A coluna CulturArte faz uma retrospectiva do ano atípico para a arte e cultura do Espírito Santo

Vai chegando ao fim 2020, um ano que marcou profundamente o ramo da arte e cultura no Brasil (e também no mundo). Realmente um ano totalmente atípico, em todos os setores devido à pandemia, mas com impacto especial na cultura, que está diretamente ligada à aglomeração humana na maioria de suas atividades, que tiveram que permanecer paralisadas. De fato, podemos ver que a produção e difusão artística e cultural não pararam, mas precisaram se repensar e ressignificar, o que trago aqui em retrospectiva na coluna sobre o que aconteceu no Espírito Santo neste ano.

Cultura popular e carnaval 

Desfile da Boa Vista. Foto: Divulgação

Como sempre, uma das primeiras manifestações culturais é o Ticumbi em Conceição da Barra, que marca a virada e início do ano com sua “explosão de encantamentos“. Uma tradição única do norte capixaba com origens na cultura negra.

No carnaval capixaba, o desfile das escolas de samba no Sambão do Povo teve a Boa Vista como campeã pelo segundo ano consecutivo, com uma homenagem à música capixaba. O segundo lugar ficou com a MUG e em terceiro a Unidos de Jucutuquara.

Na semana seguinte, nas ruas de Vitória, a mostra de que o carnaval de rua continua crescendo, a exemplo de muitas capitais do Brasil. Os blocos trazem diferentes temáticas, usando a ironia e o deboche típicos da festividade para tratar de temas políticos, sociais, ambientais e outros. Uma das novidades do carnaval 2020 foi a organização dos blocos do Centro de Vitória por meio do Blocão, ampliando a pressão e participação deles e da sociedade civil na gestão do carnaval junto à prefeitura. As celebrações no Centro começaram e terminaram com muita chuva, tendo um épico fim.

Pandemia e paralisação 

Sesc Glória. Foto: PMV

Depois do carnaval, o mês de março entrava naquela aparente necessidade de retornar à normalidade. Mas não foi o que aconteceu, pelo contrário. A chegada da pandemia do novo coronavírus lançou o mundo a buscar o tal “novo normal”, isolamento social, menos interação e fim de atividades que provocassem aglomerações.

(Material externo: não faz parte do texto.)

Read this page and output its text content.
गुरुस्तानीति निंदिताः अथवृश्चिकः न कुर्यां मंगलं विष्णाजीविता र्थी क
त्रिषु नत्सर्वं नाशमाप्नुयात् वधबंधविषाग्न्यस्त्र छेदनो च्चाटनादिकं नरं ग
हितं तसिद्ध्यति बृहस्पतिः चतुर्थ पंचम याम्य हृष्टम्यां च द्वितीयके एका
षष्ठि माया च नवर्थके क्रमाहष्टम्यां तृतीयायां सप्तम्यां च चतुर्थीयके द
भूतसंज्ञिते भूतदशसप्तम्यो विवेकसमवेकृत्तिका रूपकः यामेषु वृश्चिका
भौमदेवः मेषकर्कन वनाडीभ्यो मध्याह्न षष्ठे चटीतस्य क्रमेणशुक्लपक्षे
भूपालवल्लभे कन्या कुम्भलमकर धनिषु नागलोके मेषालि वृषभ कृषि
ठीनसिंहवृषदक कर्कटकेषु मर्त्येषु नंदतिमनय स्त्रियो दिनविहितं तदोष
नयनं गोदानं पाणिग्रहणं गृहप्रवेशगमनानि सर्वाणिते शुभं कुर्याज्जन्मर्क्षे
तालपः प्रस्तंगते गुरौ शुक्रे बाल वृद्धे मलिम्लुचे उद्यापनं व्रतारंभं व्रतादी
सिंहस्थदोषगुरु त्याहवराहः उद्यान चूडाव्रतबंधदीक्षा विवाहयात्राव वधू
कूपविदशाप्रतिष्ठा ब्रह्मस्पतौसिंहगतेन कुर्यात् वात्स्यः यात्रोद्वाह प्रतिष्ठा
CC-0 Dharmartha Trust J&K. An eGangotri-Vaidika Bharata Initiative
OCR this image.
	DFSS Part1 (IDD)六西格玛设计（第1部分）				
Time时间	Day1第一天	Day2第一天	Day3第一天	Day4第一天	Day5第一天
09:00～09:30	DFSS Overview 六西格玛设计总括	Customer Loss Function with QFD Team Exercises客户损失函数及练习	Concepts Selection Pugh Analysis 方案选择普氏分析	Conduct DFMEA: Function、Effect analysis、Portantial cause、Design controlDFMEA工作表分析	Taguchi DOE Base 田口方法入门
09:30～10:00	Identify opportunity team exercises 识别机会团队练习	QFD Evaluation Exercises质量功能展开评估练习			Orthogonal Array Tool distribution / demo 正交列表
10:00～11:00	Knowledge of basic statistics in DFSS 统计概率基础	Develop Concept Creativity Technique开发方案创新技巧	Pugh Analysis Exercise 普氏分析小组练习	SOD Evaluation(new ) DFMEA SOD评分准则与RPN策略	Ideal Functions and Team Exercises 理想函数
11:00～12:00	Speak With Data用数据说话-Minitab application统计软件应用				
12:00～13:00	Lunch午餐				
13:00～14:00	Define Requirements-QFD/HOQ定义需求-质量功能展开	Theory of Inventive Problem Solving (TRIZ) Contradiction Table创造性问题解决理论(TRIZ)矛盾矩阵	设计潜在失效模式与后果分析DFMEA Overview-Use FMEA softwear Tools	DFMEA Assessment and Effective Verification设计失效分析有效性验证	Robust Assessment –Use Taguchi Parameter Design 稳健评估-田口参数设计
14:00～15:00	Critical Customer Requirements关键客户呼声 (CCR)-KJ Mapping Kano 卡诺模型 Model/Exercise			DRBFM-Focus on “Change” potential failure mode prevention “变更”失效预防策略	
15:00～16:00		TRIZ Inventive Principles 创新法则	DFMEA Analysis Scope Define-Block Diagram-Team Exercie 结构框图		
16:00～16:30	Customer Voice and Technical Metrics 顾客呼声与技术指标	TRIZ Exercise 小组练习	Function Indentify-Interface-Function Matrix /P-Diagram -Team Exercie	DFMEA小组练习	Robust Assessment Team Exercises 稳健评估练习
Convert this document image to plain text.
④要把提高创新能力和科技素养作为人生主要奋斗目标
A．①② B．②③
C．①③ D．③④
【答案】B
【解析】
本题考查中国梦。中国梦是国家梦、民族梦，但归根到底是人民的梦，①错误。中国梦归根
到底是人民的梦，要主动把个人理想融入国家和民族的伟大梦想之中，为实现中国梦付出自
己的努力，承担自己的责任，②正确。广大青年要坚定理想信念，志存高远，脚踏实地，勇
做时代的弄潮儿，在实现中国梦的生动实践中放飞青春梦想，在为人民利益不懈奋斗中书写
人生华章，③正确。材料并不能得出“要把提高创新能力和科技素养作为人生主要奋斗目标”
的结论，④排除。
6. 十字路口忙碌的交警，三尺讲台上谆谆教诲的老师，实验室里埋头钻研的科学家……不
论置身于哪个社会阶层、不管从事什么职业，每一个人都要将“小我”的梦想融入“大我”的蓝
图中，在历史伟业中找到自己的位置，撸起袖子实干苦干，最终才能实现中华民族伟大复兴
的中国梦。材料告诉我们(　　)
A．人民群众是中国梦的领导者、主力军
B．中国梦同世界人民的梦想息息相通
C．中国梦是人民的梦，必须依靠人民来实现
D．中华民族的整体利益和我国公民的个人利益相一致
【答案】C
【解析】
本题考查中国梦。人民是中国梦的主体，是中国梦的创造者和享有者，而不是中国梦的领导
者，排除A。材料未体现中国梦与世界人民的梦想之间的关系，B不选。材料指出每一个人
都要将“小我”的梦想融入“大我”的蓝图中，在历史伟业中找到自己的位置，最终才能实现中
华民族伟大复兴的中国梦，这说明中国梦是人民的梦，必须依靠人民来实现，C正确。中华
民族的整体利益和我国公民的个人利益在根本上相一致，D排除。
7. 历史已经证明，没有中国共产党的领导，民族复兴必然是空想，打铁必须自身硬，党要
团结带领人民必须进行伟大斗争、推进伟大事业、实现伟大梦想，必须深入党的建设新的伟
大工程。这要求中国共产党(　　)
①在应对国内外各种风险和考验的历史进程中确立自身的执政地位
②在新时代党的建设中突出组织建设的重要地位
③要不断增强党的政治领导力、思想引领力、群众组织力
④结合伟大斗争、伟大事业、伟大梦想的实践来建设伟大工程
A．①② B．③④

Para o setor cultural o baque foi forte. Espaços culturais, cinemas, festivais, museus, lançamentos de livros, shows, festas, tudo ficou em suspenso.

O Sesc Glória, importante espaço cultural na capital capixaba, que já vivia uma política de esvaziamento nos últimos anos, demitiu praticamente toda equipe de cultura e anunciou que fecharia as portas até o fim do ano. O futuro em 2021 ainda parece incerto.

Epidemia de ‘lives’ 

Diante da impossibilidade de reunir pessoas, os primeiros momentos de pandemia foram sucedidos de uma onda de lives, vídeos ao vivo dos artistas pelas redes, buscando manter-se ativos, divulgar seus trabalhos e conseguir arrecadar doações dos fãs. Aconteceram também o Festival Fico em Casa ES e o Festival Autoral Pandêmico, contribuindo para manter o isolamento e difundir a arte durante o período de quarentena. O formato das lives foi se desgastando, ressignificando, mas continua acontecendo em menor escala.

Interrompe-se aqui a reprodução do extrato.